Deux ans jour pou jour, une autre marche est organisée, pour les mêmes motifs, après l’attaque terroriste à Solhan, toujours dans le Sahel, qui a fait officiellement 132 morts et 40 blessés dans la nuit du 4 au 5 juin. Depuis la marche pour
Yirgou, « rien n’a changé sur le plan sécuritaire », selon le coordonnateur de la Marche, Abdoulaye Dicko. "Les attaques terroristes se sont poursuivies avec le même rythme. Les morts, les blessés et les déplacées internes aussi. Les mesures sécuritaires prises, notamment le couvre-feu et l’interdiction de circuler à moto ou à tricycle dans certaines localités de la région du Sahel, ont mis à genou l’économie de cette région où les jeunes manquent d’emplois" poursuit-il.
Ils sont nombreux d’ailleurs les Sahéliens, à l’image de A. Boly orpailleurs de la région, qui estiment que les mesures sécuritaires prises sont jusque-là contre-productives. « Ces mesures créent les mêmes problèmes aux populations que les actions des terroristes sur le terrain. Depuis qu’ils ont décrété par exemple le couvre-feu, est-ce que les attaques ont cessé ? Quel bilan peut-on en faire ? Et moi, je dis que si effectivement le couvre-feu n’était pas en vigueur, ce qui s’est passé à Solhan n’aurait jamais atteint ce niveau d’horreur. Je connais bien Solhan et je sais comment les gens sont organisés là-bas », explique t-il.
Solhan ! C’était le drame de trop pour les Sahéliens : 132 personnes tuées, 40 personnes blessées et plus de 7.000 personnes déplacées internes en quelques heures, à quelques kilomètres de Sebba. Pour les Sahéliens, ce massacre ne doit pas rester impuni. Elles sont donc sorties pour dire toute leur indignation et exprimer leur ras-le-bol face à l’insécurité qui martyrise la région. Le rond-point Arba Diallo à Dori a été choisi comme point de ralliement .

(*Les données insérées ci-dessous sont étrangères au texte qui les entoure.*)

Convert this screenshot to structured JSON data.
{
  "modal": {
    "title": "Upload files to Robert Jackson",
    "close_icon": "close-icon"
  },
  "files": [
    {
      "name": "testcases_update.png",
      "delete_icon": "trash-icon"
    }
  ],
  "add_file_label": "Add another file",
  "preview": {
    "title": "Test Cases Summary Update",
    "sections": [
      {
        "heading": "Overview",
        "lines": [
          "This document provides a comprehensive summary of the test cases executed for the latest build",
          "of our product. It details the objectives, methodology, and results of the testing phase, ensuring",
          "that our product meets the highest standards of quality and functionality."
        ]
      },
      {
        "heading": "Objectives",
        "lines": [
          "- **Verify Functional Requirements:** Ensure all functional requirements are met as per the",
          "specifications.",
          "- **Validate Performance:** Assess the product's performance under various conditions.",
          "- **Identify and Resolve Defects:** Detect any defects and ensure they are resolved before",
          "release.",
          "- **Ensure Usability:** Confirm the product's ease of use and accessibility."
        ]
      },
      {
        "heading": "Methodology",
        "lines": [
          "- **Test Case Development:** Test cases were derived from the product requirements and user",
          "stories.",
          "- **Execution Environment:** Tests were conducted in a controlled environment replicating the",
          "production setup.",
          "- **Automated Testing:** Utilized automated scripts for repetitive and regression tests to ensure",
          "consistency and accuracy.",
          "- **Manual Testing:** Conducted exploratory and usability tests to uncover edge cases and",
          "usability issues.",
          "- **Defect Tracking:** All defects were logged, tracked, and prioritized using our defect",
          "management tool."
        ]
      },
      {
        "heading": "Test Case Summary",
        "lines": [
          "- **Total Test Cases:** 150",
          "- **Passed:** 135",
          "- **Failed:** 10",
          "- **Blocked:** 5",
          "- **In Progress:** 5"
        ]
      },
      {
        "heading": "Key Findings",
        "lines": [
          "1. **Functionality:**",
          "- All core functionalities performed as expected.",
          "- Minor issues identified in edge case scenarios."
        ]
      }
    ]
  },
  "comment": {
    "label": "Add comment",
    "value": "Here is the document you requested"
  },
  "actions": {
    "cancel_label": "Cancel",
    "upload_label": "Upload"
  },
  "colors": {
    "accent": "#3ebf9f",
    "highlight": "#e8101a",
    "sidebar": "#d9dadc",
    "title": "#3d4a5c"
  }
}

Une marche pour Solhan, une marche pour la sécurité

Arrivés par petits groupes, les marcheurs discutent essentiellement de la situation sécuritaire du pays en général et particulièrement de la région du Sahel. L’indignation et la colère se ressentent bien dans les propos des uns et des autres face à la gestion de la question sécuritaire. Le président Roch Marc Christian Kaboré, son ministre en charge de la Défense, Shérif Sy et le gouverneur de la région du Sahel, Salfo Kaboré sont pointés du doigt. Les avis sont cependant partagés sur la conduite des Forces de défense et de sécurité (FDS). Certains estiment qu’elles agissent avec des moyens très limités et ne peuvent en conséquence pas faire des miracles. D’autres par contre leur retirent le crédit qu’ils leur accordaient vu que le massacre s’est déroulé en période de couvre-feu, à quelques km d’une base militaire. Pour eux, rien ne saurait justifier cette inaction des Forces de défense et de sécurité, même pas l’argument selon laquelle la route menant à Solhan aurait été préalablement minée par les terroristes.
Les échanges entre populations se sont poursuivis dans une ambiance chauffée par le bruit des sifflets, des vuvuzelas et des décibels que crachent les haut-parleurs.
Sur le coup de 9 heures, la mise en place est terminée et le top départ de la marche est donné par le coordonnateur, Abdoulaye Dicko du MBDHP/Seno.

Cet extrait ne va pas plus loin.